Ø 6. Il convenait de profiter de ces loisirs et de cette abondance d'eau coutumière. Restait, en effet, à creuser le fossé-abreuvoir, aussi indispensable aux bêtes que la fontaine aux hommes.
JOSEPH DE PESQUIDOUX, Le Livre de raison, tome 2, 1928. page 147.
Ø 7. On entendait couler l'eau du côté de la grange. C'était un abreuvoir creusé dans un tronc d'arbre. Dans la boue, tout autour, des empreintes d'hommes comme d'un troupeau avaient effacé les empreintes de moutons et de vaches, on n'en voyait plus que quelques-unes vers le pré, à l'endroit sec.
JEAN GIONO, Le Grand troupeau, 1931, page 44.
Ø 8. Devant l'église de Santa Cecilia, une admirable fontaine dresse un fronton triangulaire au-dessus d'une auge d'abreuvoir : rien de plus net ni de plus constructif.
ALBERT T'SERSTEVENS, L'Itinéraire espagnol, 1933, page 136.
Ø 9.... la plupart des fermiers consacraient les bénéfices exceptionnels du marché noir à l'amélioration de l'outillage mécanique de leur exploitation : écrémeuses électriques, eau courante à l'étable, abreuvoirs automatiques, faucheuses ramasseuses, moissonneuses lieuses.
ROGER VAILLAND, Drôle de jeu, 1945, page 140.
Remarque : 1. Exemple 3, il s'agit ici du petit récipient dans lequel boivent les oiseaux et non du piège : \" prendre les oiseaux à l'abreuvoir \", (confer DICTIONNAIRE DE LA LANGUE FRANÇAISE (ÉMILE LITTRÉ) ). 2. Les exemples suivants montrent que l'abreuvoir peut accessoirement servir pour la toilette, surtout des hommes :
Ø 10. Enfin, nos salles contenaient encore une pierre immense où restaient en tout temps deux seaux pleins d'eau, espèce d'abreuvoir où nous allions chaque matin nous débarbouiller le visage et nous laver les mains à tour de rôle en présence du maître.
HONORÉ DE BALZAC, Louis Lambert, 1832, page 51.
Ø 11. Les hommes se lavent à l'abreuvoir.

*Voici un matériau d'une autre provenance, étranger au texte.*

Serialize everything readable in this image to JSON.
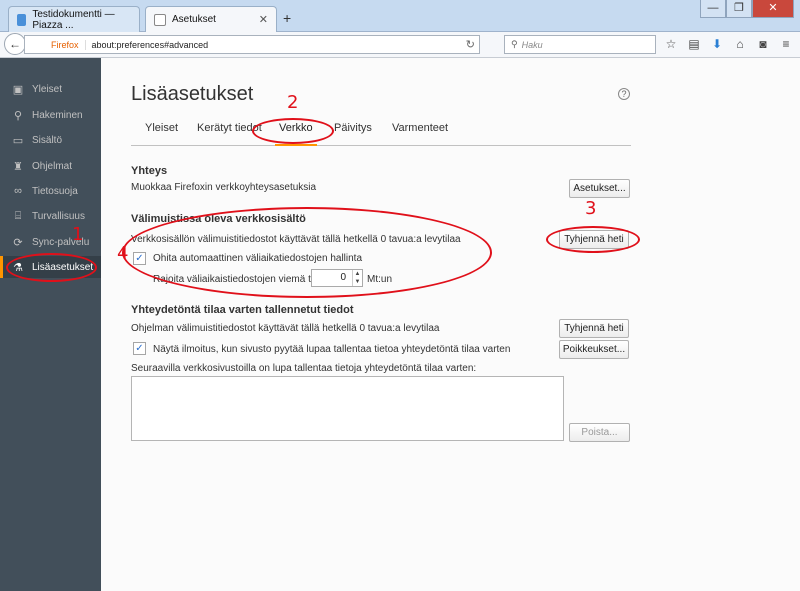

Lui, il s'humecte la face, où l'eau sèche instantanément, tant la peau brûle; rafraîchit sa bouche parcheminée, où un peu de salive colle en croûte verdâtre au coin des lèvres.
HENRI DE MONTHERLANT, Le Songe, 1922, page 171.
II.— Par extension. Tout lieu ou source où l'homme s'abreuve (au propre ou au figuré).
A. Emplois concrets.
— Familier. Partie d'un ménage :
Ø 12. Les fortifications d'acier poli élevées autour d'une femme anglaise, encagée dans son ménage par des fils d'or, mais où sa mangeoire et son abreuvoir, où ses bâtons et sa pâture sont des merveilles, lui prêtent d'irrésistibles attraits.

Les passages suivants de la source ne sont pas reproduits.